24 février 2005

TRW présente la direction réduisant la distance de freinage

Quel est le rapport entre la direction d’une voiture et son système de freins ? L’équipementier TRW a présenté une prochaine évolution curieuse de son ESP. Le système STC, pour Steering Torque Control, aide le conducteur à placer les roues directrices dans le bon angle pour améliorer l’efficacité de l’ESP/ABS.

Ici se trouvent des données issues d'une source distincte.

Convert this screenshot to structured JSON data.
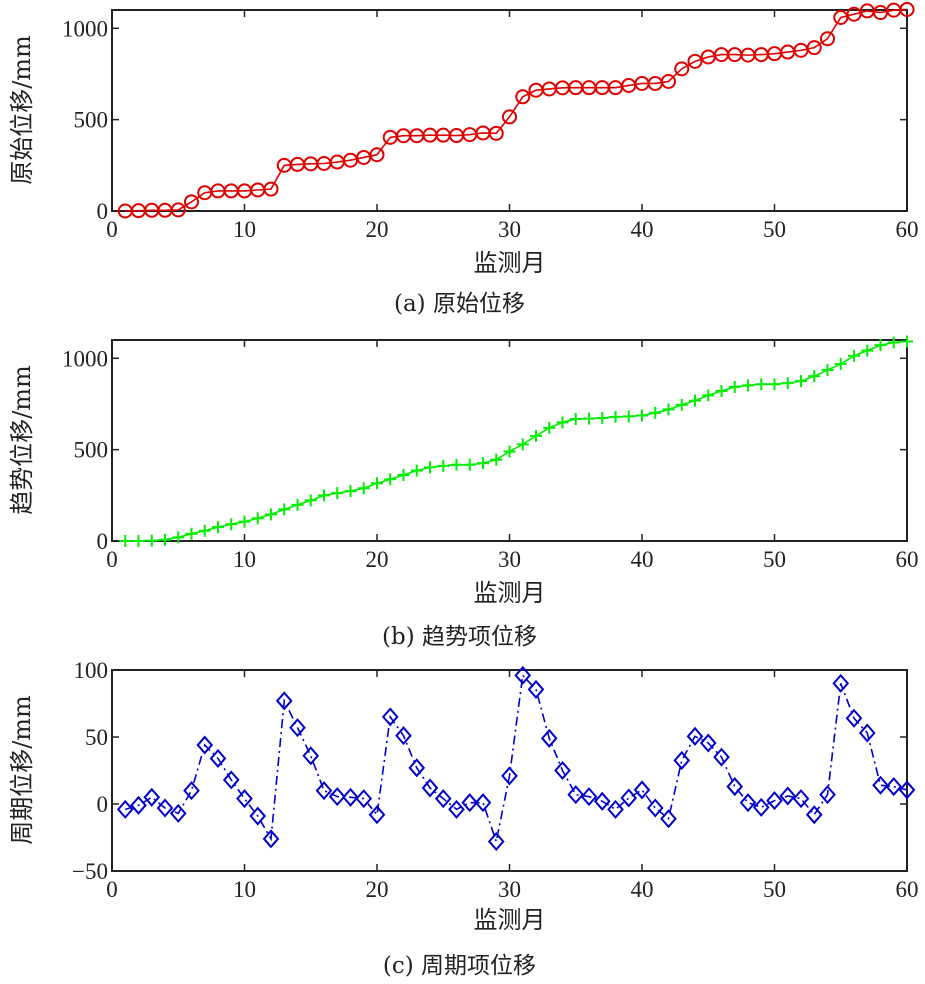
{
  "chart_data": [
    {
      "type": "line",
      "caption": "(a) 原始位移",
      "xlabel": "监测月",
      "ylabel": "原始位移/mm",
      "xlim": [
        0,
        60
      ],
      "ylim": [
        0,
        1100
      ],
      "xticks": [
        0,
        10,
        20,
        30,
        40,
        50,
        60
      ],
      "yticks": [
        0,
        500,
        1000
      ],
      "grid": false,
      "series": [
        {
          "name": "原始位移",
          "color": "#e00000",
          "marker": "circle",
          "linestyle": "solid",
          "x": [
            1,
            2,
            3,
            4,
            5,
            6,
            7,
            8,
            9,
            10,
            11,
            12,
            13,
            14,
            15,
            16,
            17,
            18,
            19,
            20,
            21,
            22,
            23,
            24,
            25,
            26,
            27,
            28,
            29,
            30,
            31,
            32,
            33,
            34,
            35,
            36,
            37,
            38,
            39,
            40,
            41,
            42,
            43,
            44,
            45,
            46,
            47,
            48,
            49,
            50,
            51,
            52,
            53,
            54,
            55,
            56,
            57,
            58,
            59,
            60
          ],
          "values": [
            0,
            2,
            4,
            4,
            6,
            50,
            100,
            110,
            110,
            110,
            115,
            120,
            250,
            255,
            258,
            260,
            268,
            278,
            293,
            308,
            403,
            412,
            412,
            415,
            415,
            413,
            418,
            427,
            425,
            515,
            625,
            661,
            668,
            674,
            675,
            675,
            675,
            675,
            687,
            698,
            698,
            709,
            778,
            819,
            843,
            856,
            856,
            853,
            856,
            861,
            870,
            879,
            894,
            943,
            1059,
            1077,
            1095,
            1086,
            1099,
            1103
          ]
        }
      ]
    },
    {
      "type": "line",
      "caption": "(b) 趋势项位移",
      "xlabel": "监测月",
      "ylabel": "趋势位移/mm",
      "xlim": [
        0,
        60
      ],
      "ylim": [
        0,
        1100
      ],
      "xticks": [
        0,
        10,
        20,
        30,
        40,
        50,
        60
      ],
      "yticks": [
        0,
        500,
        1000
      ],
      "grid": false,
      "series": [
        {
          "name": "趋势项位移",
          "color": "#00ee00",
          "marker": "plus",
          "linestyle": "solid",
          "x": [
            1,
            2,
            3,
            4,
            5,
            6,
            7,
            8,
            9,
            10,
            11,
            12,
            13,
            14,
            15,
            16,
            17,
            18,
            19,
            20,
            21,
            22,
            23,
            24,
            25,
            26,
            27,
            28,
            29,
            30,
            31,
            32,
            33,
            34,
            35,
            36,
            37,
            38,
            39,
            40,
            41,
            42,
            43,
            44,
            45,
            46,
            47,
            48,
            49,
            50,
            51,
            52,
            53,
            54,
            55,
            56,
            57,
            58,
            59,
            60
          ],
          "values": [
            0,
            0,
            2,
            7,
            20,
            40,
            56,
            76,
            92,
            106,
            124,
            146,
            173,
            198,
            222,
            250,
            262,
            273,
            289,
            316,
            338,
            361,
            385,
            403,
            411,
            417,
            417,
            426,
            445,
            490,
            529,
            575,
            619,
            649,
            668,
            670,
            673,
            679,
            682,
            687,
            701,
            720,
            745,
            768,
            797,
            821,
            843,
            852,
            858,
            858,
            864,
            875,
            902,
            936,
            969,
            1013,
            1042,
            1072,
            1086,
            1092
          ]
        }
      ]
    },
    {
      "type": "line",
      "caption": "(c) 周期项位移",
      "xlabel": "监测月",
      "ylabel": "周期位移/mm",
      "xlim": [
        0,
        60
      ],
      "ylim": [
        -50,
        100
      ],
      "xticks": [
        0,
        10,
        20,
        30,
        40,
        50,
        60
      ],
      "yticks": [
        -50,
        0,
        50,
        100
      ],
      "grid": false,
      "series": [
        {
          "name": "周期项位移",
          "color": "#0000cc",
          "marker": "diamond",
          "linestyle": "dashdot",
          "x": [
            1,
            2,
            3,
            4,
            5,
            6,
            7,
            8,
            9,
            10,
            11,
            12,
            13,
            14,
            15,
            16,
            17,
            18,
            19,
            20,
            21,
            22,
            23,
            24,
            25,
            26,
            27,
            28,
            29,
            30,
            31,
            32,
            33,
            34,
            35,
            36,
            37,
            38,
            39,
            40,
            41,
            42,
            43,
            44,
            45,
            46,
            47,
            48,
            49,
            50,
            51,
            52,
            53,
            54,
            55,
            56,
            57,
            58,
            59,
            60
          ],
          "values": [
            -4,
            -1,
            5,
            -3,
            -7,
            10,
            44,
            34,
            18,
            4,
            -9,
            -26,
            77,
            57,
            36,
            10,
            5.5,
            5,
            4,
            -8,
            65,
            51,
            27,
            12,
            4,
            -4,
            1,
            1,
            -28,
            21,
            96,
            85.5,
            49,
            25,
            7,
            5.5,
            2,
            -4,
            4.5,
            10.5,
            -3,
            -11,
            32.5,
            50.5,
            45.5,
            35,
            13,
            1,
            -2.5,
            2.5,
            6,
            4,
            -8,
            7,
            90,
            64,
            53,
            14,
            13,
            10.5
          ]
        }
      ]
    }
  ]
}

Lors d’un freinage appuyé sur un sol à adhérence différenciée entre les côtés droite et gauche, l’ABS corrige les pressions pour éviter le blocage des roues, mais la voiture tend alors à s’orienter vers le côté le plus adhérent. Le conducteur donne alors plusieurs légers coups de volant pour maintenir le véhicule en ligne. Les ingénieurs de développement se sont alors demandés pourquoi laisser le conducteur chercher le bon angle de braquage alors qu’il est connu par l’ESP. L’application STC semble simple. En connectant l’ESP à la direction à assistance électrique EPS (elle avait déjà l’information de la vitesse), il suffit de donner un léger couple de rotation au volant pour inciter le conducteur à lui donner immédiatement la position idéale.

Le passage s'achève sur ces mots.